Let's kill this thread. There's already another email thread on this:
http://lists.w3.org/Archives/Public/ietf-http-wg/2013AprJun/0135.html.
Respond there?

And I don't grok your proposal. Even/odd is distinguished via a single bit.
Your proposal seems to suggest using a single bit to indicate
directionality. That sounds like the same thing, except maybe you're
changing which bit is getting used. And I guess you're arguing that you
want to use the reserved bit to get twice the stream id space. I don't see
any compelling argument which says the factor of 2 difference will matter
much either way.

If no one wants to use the reserved bit, sure, let's use it for the stream
id space. Whatever. But if we foresee use (like SPDY/4 proposes to do so
with reprioritization), then maybe we want to reserve that bit. I don't
care if it gets removed from the current draft spec.

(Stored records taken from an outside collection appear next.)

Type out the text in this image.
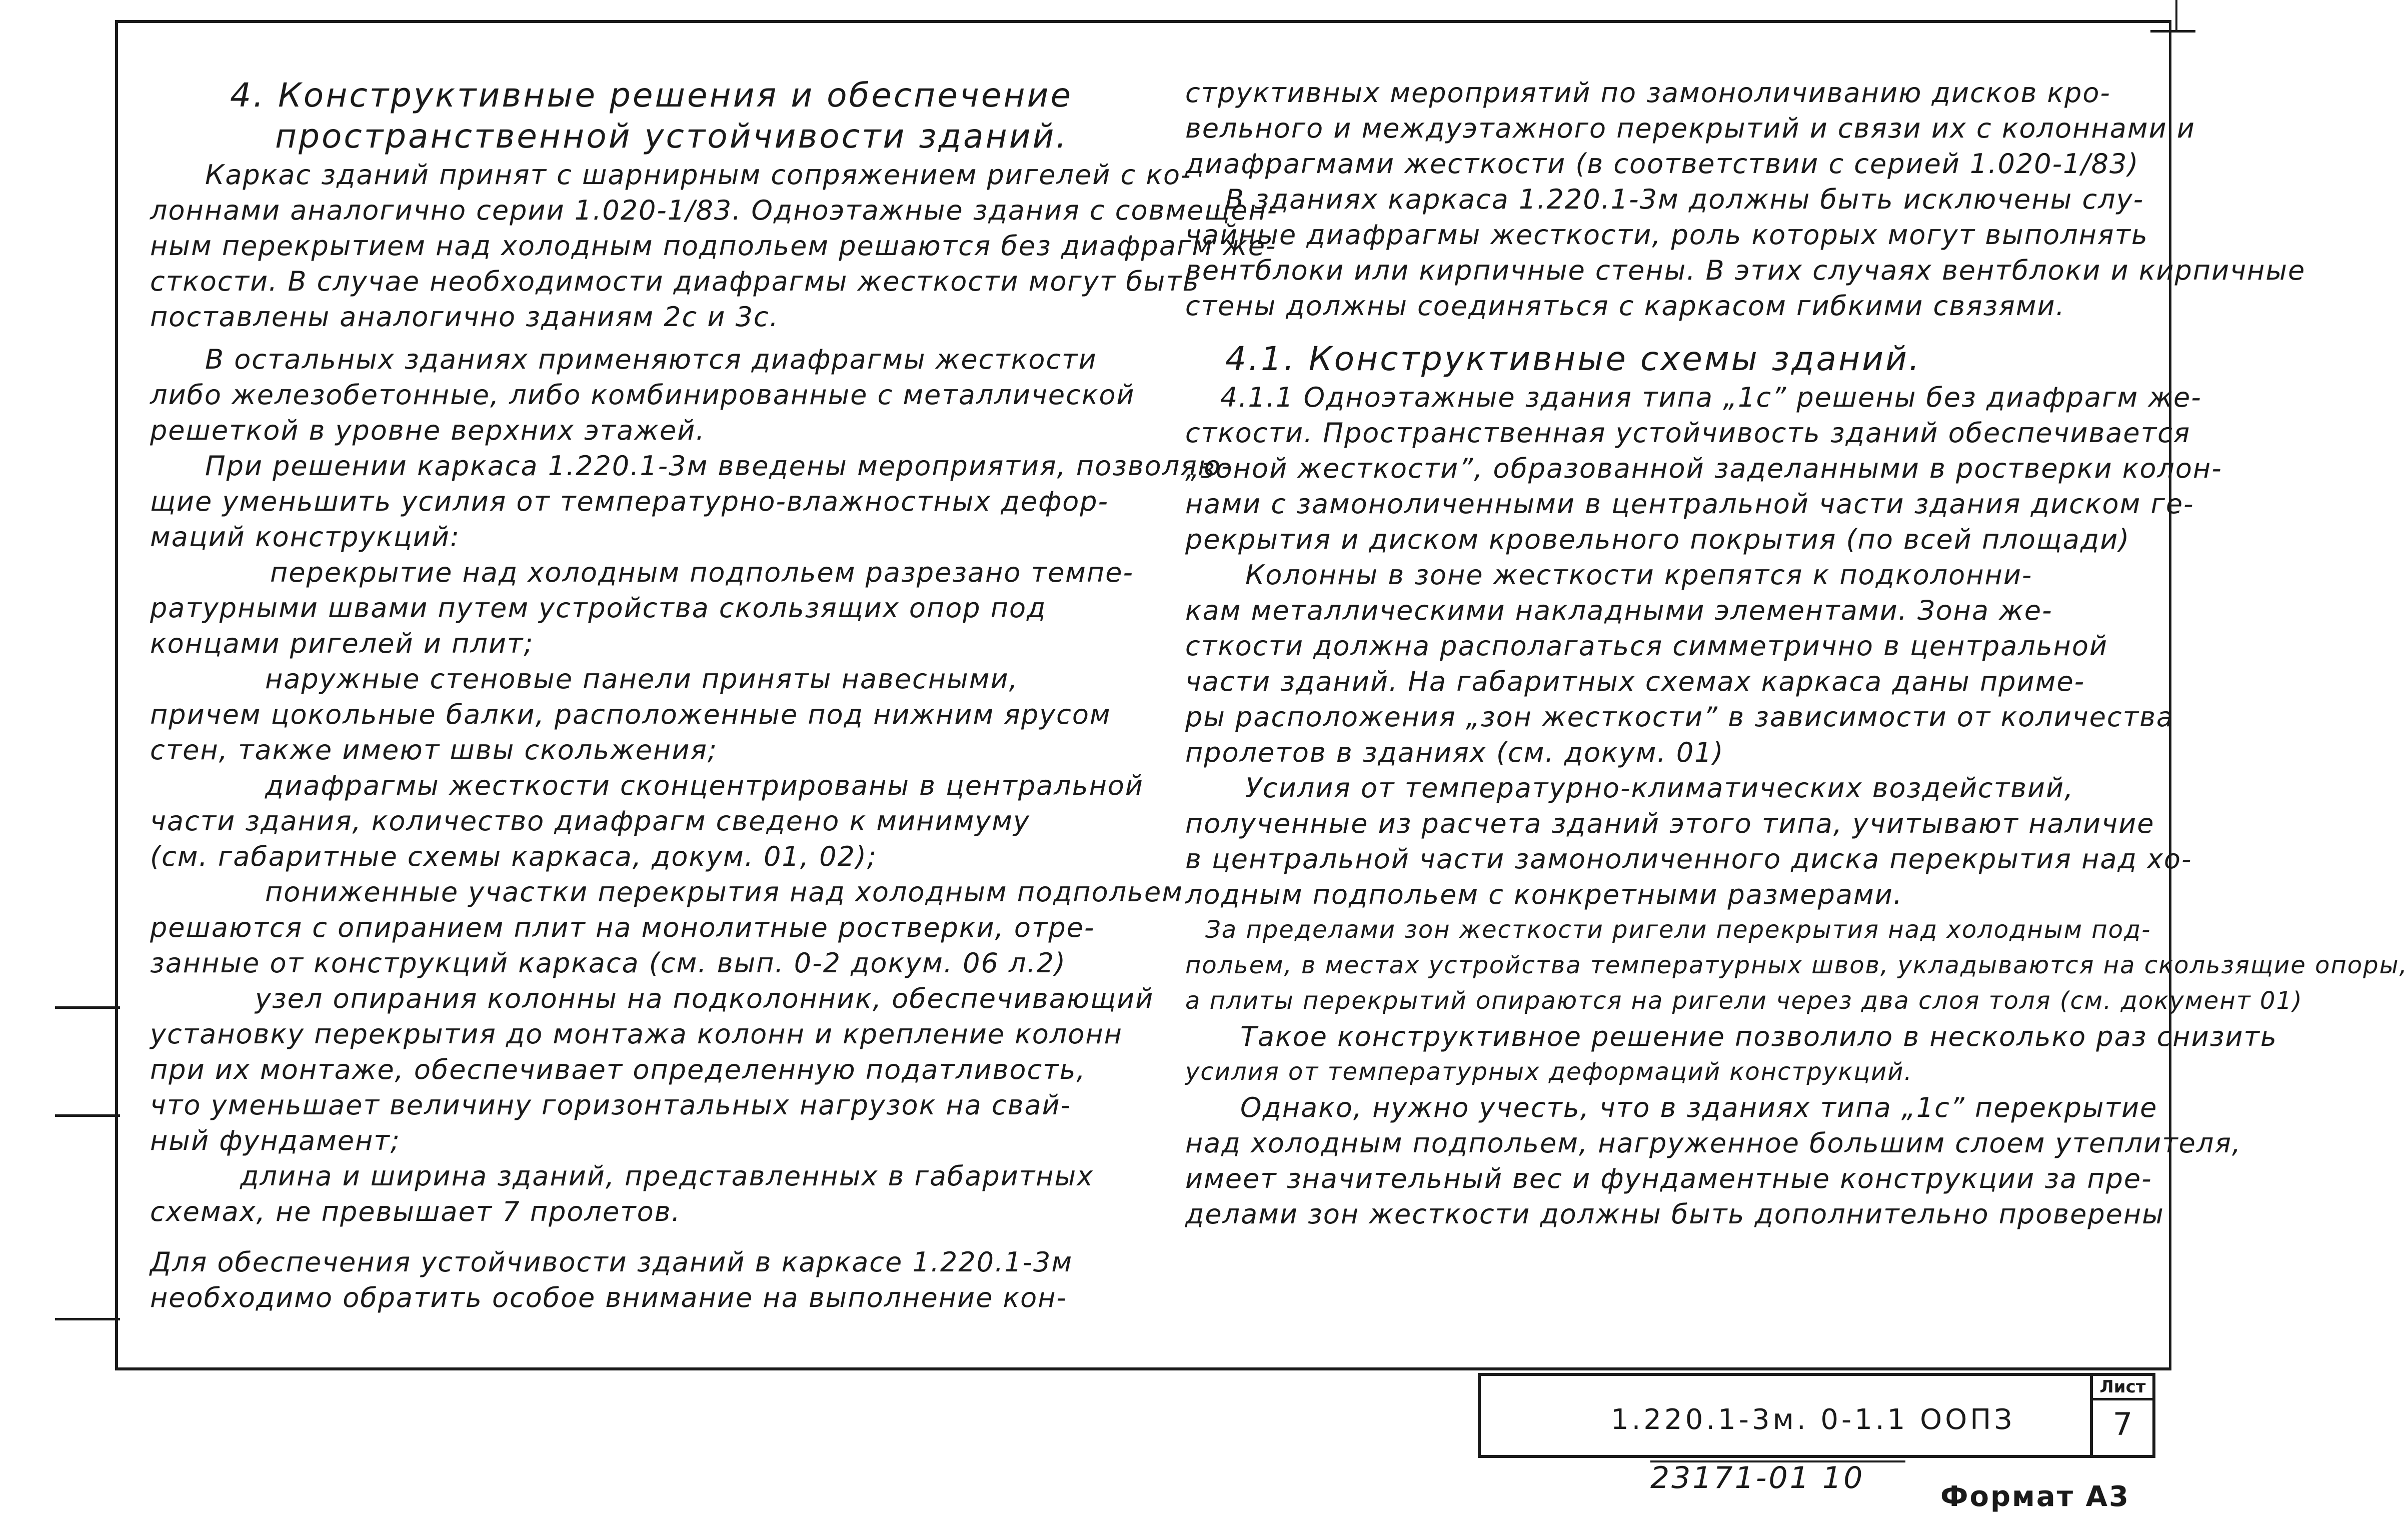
4. Конструктивные решения и обеспечение
пространственной устойчивости зданий.
Каркас зданий принят с шарнирным сопряжением ригелей с ко-
лоннами аналогично серии 1.020-1/83. Одноэтажные здания с совмещен-
ным перекрытием над холодным подпольем решаются без диафрагм же-
сткости. В случае необходимости диафрагмы жесткости могут быть
поставлены аналогично зданиям 2с и 3с.
В остальных зданиях применяются диафрагмы жесткости
либо железобетонные, либо комбинированные с металлической
решеткой в уровне верхних этажей.
При решении каркаса 1.220.1-3м введены мероприятия, позволяю-
щие уменьшить усилия от температурно-влажностных дефор-
маций конструкций:
перекрытие над холодным подпольем разрезано темпе-
ратурными швами путем устройства скользящих опор под
концами ригелей и плит;
наружные стеновые панели приняты навесными,
причем цокольные балки, расположенные под нижним ярусом
стен, также имеют швы скольжения;
диафрагмы жесткости сконцентрированы в центральной
части здания, количество диафрагм сведено к минимуму
(см. габаритные схемы каркаса, докум. 01, 02);
пониженные участки перекрытия над холодным подпольем
решаются с опиранием плит на монолитные ростверки, отре-
занные от конструкций каркаса (см. вып. 0-2 докум. 06 л.2)
узел опирания колонны на подколонник, обеспечивающий
установку перекрытия до монтажа колонн и крепление колонн
при их монтаже, обеспечивает определенную податливость,
что уменьшает величину горизонтальных нагрузок на свай-
ный фундамент;
длина и ширина зданий, представленных в габаритных
схемах, не превышает 7 пролетов.
Для обеспечения устойчивости зданий в каркасе 1.220.1-3м
необходимо обратить особое внимание на выполнение кон-
структивных мероприятий по замоноличиванию дисков кро-
вельного и междуэтажного перекрытий и связи их с колоннами и
диафрагмами жесткости (в соответствии с серией 1.020-1/83)
В зданиях каркаса 1.220.1-3м должны быть исключены слу-
чайные диафрагмы жесткости, роль которых могут выполнять
вентблоки или кирпичные стены. В этих случаях вентблоки и кирпичные
стены должны соединяться с каркасом гибкими связями.
4.1. Конструктивные схемы зданий.
4.1.1 Одноэтажные здания типа „1с” решены без диафрагм же-
сткости. Пространственная устойчивость зданий обеспечивается
„зоной жесткости”, образованной заделанными в ростверки колон-
нами с замоноличенными в центральной части здания диском ге-
рекрытия и диском кровельного покрытия (по всей площади)
Колонны в зоне жесткости крепятся к подколонни-
кам металлическими накладными элементами. Зона же-
сткости должна располагаться симметрично в центральной
части зданий. На габаритных схемах каркаса даны приме-
ры расположения „зон жесткости” в зависимости от количества
пролетов в зданиях (см. докум. 01)
Усилия от температурно-климатических воздействий,
полученные из расчета зданий этого типа, учитывают наличие
в центральной части замоноличенного диска перекрытия над хо-
лодным подпольем с конкретными размерами.
За пределами зон жесткости ригели перекрытия над холодным под-
польем, в местах устройства температурных швов, укладываются на скользящие опоры,
а плиты перекрытий опираются на ригели через два слоя толя (см. документ 01)
Такое конструктивное решение позволило в несколько раз снизить
усилия от температурных деформаций конструкций.
Однако, нужно учесть, что в зданиях типа „1с” перекрытие
над холодным подпольем, нагруженное большим слоем утеплителя,
имеет значительный вес и фундаментные конструкции за пре-
делами зон жесткости должны быть дополнительно проверены
1.220.1-3м. 0-1.1 ООПЗ
Лист
7
23171-01 10
Формат А3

Anyway, let's move this back to the other thread rather than forking
threads unnecessarily.


On Sat, Apr 20, 2013 at 12:43 PM, James M Snell <jasnell@gmail.com> wrote:

> Per: https://github.com/http2/http2-spec/issues/67
>
> The question is: "R: A reserved 1-bit field. The semantics of this bit
> are not defined...What is the purpose for this field?...Why not just
> have a 32-bit stream identifier?
>
> Currently, the spec mandates that stream ID's originating from the
> client must be odd, and stream ID's originating from the server must
> be even. This makes for a much more restricted range of stream id's
> and ensures that they'll be used up much faster. Personally, I'd
> prefer that this extra reserved bit be used to indicate the
> "directionality" of the stream. All streams originating from the
> client would have this bit unset, all streams originating from the
> server would have this bit set. This gives each side a total of
> (2^32)-1 streams to work with. That ought to be more than enough.